The EU can also launch investigations if it feels particular sectors are being harmed by underpriced products. But a recent probe into Beijing subsidising its electric vehicle producers took more than a year as officials built up mountains of evidence.

The fact that four member states can block defensive measures has also led some policymakers to argue the Commission needs more tools of its own. 

In a sign of how fractious the introduction of restrictions on Beijing could prove, the EU executive had to initiate the EV anti-subsidy case itself as no member state or company dared to file a complaint. 

Martin Kocher, Austria’s economy minister, said in an interview with the FT in December the priority was still to “keep up the conversation” with Beijing while sticking to WTO rules. He argued that there was no need for any “additional tools to defend the single market against unfair competition”. 

A renminbi devaluation could intensify the effects of China dumping cheap products on EU markets.

Ju Wang, head of Greater China FX and Rates Strategy for BNP Paribas, expected the People’s Bank of China to allow the dollar to strengthen up to Rmb7.7 per dollar under a 60 per cent tariff scenario, and within a range of Rmb7.4-7.5 under a 20-25 per cent tariff scenario. 

Ju added that the PBoC will only act when US tariffs are made official, “to avoid the move being viewed as a trigger for a currency war”.

Many emerging market economies are already imposing restrictions on Chinese goods imports — potentially squeezing more of them to Europe.

“The cascade effect of Chinese exports is going beyond developed markets,” said Richard McGregor, a former FT journalist who is now a senior fellow of the Lowy Institute in Australia. “Many countries which China counts as friends in the global south are putting up barriers, like Turkey, Brazil and Indonesia among others.”

The Commission has already stocked its arsenal with new weapons since Trump’s first four-year term, which concluded in 2021.

They include an anti-coercion instrument, which allows it to quickly retaliate against countries introducing export restrictions or import embargoes.

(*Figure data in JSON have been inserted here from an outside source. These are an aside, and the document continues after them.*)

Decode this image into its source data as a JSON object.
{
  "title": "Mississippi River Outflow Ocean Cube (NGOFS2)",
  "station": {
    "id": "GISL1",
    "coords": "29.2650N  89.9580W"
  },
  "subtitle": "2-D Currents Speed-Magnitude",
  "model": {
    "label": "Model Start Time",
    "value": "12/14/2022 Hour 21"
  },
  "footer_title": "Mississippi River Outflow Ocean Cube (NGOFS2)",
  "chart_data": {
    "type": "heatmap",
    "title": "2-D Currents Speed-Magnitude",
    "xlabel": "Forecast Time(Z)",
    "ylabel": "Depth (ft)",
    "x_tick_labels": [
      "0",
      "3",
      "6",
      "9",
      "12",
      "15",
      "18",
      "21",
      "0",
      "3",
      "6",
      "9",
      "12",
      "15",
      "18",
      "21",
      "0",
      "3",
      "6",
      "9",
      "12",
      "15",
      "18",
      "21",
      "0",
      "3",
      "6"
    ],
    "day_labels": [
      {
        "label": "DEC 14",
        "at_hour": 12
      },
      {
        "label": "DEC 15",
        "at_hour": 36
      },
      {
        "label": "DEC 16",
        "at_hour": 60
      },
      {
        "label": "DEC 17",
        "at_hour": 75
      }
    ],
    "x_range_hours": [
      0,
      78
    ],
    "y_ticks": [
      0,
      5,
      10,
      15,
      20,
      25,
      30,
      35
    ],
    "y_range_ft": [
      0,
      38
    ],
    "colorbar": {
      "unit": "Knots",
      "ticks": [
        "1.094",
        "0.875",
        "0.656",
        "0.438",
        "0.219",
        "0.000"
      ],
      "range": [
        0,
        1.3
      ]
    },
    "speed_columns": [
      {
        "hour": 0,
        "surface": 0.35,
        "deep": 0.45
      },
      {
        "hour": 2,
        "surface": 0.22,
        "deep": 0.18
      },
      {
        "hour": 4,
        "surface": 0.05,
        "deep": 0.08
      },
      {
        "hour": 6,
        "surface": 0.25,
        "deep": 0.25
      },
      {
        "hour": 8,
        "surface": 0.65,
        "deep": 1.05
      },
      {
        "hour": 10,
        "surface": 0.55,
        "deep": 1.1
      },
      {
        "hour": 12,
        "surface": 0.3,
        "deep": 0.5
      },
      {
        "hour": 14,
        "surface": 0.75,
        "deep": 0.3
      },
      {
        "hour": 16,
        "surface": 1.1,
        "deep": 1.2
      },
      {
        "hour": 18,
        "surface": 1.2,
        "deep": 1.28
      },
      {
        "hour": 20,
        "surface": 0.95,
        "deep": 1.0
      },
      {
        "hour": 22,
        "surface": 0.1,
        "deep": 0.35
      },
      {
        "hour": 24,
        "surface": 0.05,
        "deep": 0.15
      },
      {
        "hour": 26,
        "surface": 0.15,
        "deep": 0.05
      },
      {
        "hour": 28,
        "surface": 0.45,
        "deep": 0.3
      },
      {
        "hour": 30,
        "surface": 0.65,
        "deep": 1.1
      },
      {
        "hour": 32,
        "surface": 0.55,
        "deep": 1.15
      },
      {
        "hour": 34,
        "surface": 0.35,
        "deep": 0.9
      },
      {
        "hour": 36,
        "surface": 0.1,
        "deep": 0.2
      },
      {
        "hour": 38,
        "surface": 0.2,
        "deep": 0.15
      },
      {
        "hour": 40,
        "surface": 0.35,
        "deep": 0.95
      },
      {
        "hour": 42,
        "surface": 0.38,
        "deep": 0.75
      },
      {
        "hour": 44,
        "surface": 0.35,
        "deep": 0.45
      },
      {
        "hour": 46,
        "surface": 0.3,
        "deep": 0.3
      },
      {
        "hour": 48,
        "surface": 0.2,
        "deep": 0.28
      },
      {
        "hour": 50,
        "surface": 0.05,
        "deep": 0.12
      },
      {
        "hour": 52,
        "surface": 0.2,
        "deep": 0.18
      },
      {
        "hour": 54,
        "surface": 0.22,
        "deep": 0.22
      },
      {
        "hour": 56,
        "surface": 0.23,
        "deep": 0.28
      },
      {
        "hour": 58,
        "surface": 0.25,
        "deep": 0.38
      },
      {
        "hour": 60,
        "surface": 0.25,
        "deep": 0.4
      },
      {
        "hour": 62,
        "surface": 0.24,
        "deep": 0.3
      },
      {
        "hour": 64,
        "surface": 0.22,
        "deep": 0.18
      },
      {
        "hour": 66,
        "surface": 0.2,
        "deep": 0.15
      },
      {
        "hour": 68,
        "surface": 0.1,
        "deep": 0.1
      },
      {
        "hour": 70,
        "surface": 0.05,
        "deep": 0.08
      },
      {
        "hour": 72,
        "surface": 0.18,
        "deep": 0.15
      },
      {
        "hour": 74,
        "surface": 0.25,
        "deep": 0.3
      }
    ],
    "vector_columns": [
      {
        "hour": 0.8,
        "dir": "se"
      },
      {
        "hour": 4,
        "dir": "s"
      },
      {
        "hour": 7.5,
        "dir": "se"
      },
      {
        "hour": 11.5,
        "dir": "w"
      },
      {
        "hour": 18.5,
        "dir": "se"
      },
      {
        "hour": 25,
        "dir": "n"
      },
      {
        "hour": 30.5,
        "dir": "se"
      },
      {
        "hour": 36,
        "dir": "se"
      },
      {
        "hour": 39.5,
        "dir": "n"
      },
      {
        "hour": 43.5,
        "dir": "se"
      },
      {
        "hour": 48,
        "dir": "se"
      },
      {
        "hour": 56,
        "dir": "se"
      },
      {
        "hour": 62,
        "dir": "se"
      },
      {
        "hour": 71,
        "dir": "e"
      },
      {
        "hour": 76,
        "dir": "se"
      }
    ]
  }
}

The Commission can also penalise companies receiving subsidies that “distort” the internal market and take action against countries that do not open up their public procurement markets. 

It has also opted to backdate any tariffs to the day the investigation was opened, preventing an import surge to dodge them.

However, Weyand said Brussels needed a new “doctrine” about how to use these new powers to create predictability.